Grandparents can be really wonderful. Children lucky enough to have grandparents in their lives often experience a love like no other. We sometimes hear grandparents joke that having grandkids is great because they get to spoil them and give them back to mom and dad. These are endearing moments that can warm hearts.
While it is lovely to be with a grandparent, there needs to be an understanding between the parents and grandparents about the children and how the parents are raising them. For some, this might be a reminder that a diet exclusively of candy and ice cream while at grandma and grandpa's is not OK. Others may want to talk about rules about screens and play. And, of course, there are discipline methods, which for one family means absolutely no hitting.
A mom and dad of an autistic child are having an issue with grandma. Their son got excited while playing recently and bit his grandmother, and in return, she smacked him. His parents were enraged and told her that her reaction was totally inappropriate and that she should never hit their child again. She disagreed and said that she would do as she pleased. Now the parents want to cut her off until she can treat their child as they see fit. Is that unreasonable?
The grandmother is around a lot.
The child's mom, OP, posted on Mumsnet's Am I Being Unreasonable forum because she is not OK with her mother-in-law's reaction to her child. MIL is at their home several times weekly and is quite familiar with the child's autism and behaviors.
Recently, the two were playing, and he got overly excited, accidentally biting her. She smacked him on the back, hard, and told him not to bite. He was terrified and just wanted to go home.
"When I went to help DS get ready to leave, DH called her out on it," she wrote. "He said that he understood that it may have been an old habit/instant reaction, however we do not hit DS and to please never do that again. She told them they can parent how they want, but that she'll discipline as she sees fit."
The parents are annoyed.
OP's husband told her what his mom said when they got home, and she was distraught. They sat down with their son and explained that biting is wrong, but so is hitting, and if anyone touched him again, to let them know right away.
"DH has said that if it ever happens again that it will be the last time she sees us, however I now feel very uncomfortable. I would maybe agree if she'd apologised however it feels like a looming threat that she will 'discipline as she sees fit,' Am I overreacting? Would you give her a second chance?" OP asked.

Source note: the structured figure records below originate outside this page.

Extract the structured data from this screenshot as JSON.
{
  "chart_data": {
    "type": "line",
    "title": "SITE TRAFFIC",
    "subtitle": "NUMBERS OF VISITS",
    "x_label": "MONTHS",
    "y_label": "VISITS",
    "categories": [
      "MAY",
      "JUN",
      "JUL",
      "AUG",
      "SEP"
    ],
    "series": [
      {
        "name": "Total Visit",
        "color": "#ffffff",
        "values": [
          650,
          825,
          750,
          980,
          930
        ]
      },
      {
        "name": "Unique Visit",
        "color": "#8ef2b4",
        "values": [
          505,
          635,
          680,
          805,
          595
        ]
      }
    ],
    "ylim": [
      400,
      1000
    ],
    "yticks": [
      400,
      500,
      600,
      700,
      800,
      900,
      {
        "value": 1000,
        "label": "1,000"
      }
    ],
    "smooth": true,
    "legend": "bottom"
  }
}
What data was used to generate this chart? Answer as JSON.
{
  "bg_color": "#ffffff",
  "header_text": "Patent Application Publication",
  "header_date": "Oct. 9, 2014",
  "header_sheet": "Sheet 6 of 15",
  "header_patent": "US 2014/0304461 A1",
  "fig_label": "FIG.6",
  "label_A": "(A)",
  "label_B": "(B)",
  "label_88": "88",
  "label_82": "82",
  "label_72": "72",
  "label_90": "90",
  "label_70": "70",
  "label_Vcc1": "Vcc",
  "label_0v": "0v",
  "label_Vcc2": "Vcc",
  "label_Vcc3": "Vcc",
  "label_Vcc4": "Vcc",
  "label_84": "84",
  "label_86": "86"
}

This is her grandson, not her son.
AIBU forum members quickly pointed out that this is a grandmother, not a mother, she has no right to hit someone else's child.
"I'm so sorry that this is something you have to deal with, it must be really awful," one person wrote. "If it was me on your situation, I'd feel very uncomfortable letting my MIL anywhere near my DS, especially after hearing the 'discipline as I see fit' remark. What's your gut reaction, cos mine would be to stay away?"
"Nobody should be openly saying 'I'll do it again if I feel justified' when it comes to belting a child and that's basically what she's saying," someone agreed.
"Well he isn't her child to discipline as she sees fit!!!" another person pointed out. "Can you DH sit her down when the whole thing is less on the boil and talk to her?"
"I would imagine that if she felt terrible, she would apologise," noted one person. "However this grandmother says openly that she would do it again. Sounds unrepentant to me."
Only some people think that the grandmother is wrong.
A few commenters felt like OP was using her son's autism as an excuse, and that is not OK with them.
"Explain to your kid that if you hurt people, they may hurt you worse," someone commented. "That is life. Why should kids with autism get a free pass all the time? I remember years ago in a shop. I was sexually assaulted by a young man. He grabbed my a—. I turned around and his mum said 'I'm sorry, he is autistic' as if I was supposed to say 'oh OK that is fine then.'"
"This type of thing needs to stop," one commenter wrote. "Your mil was assaulted and you're mad at her for retaliating? Have a word with yourself. Today he bit. He will grow up thinking no consequences and will only escalate. I fear for women in the future. Assault is not OK. Your mil acted in self defence and I don't blame her!"
Others argue parenting a child with autism is more complicated than people think.
"Amazing how many people without autistic children think they're experts on it!" noted one commenter. "You don't just 'sort' an autistic kids out! It's extremely hard work being a parent, a parent of an autistic child more so. All the ignorant judging of others just makes it even harder!"
This is a challenging situation all around.
Almost everyone in the forum agreed that hitting a child is wrong and the grandmother shouldn't go against a parent's wishes. But plenty of people feel that the parents weren't doing their part and are playing victims.
Some think the family needs to sit down, air their grievances, and hopefully devise a plan everyone agrees on and respects. Cutting the grandmother off from her family should be the absolute last resort.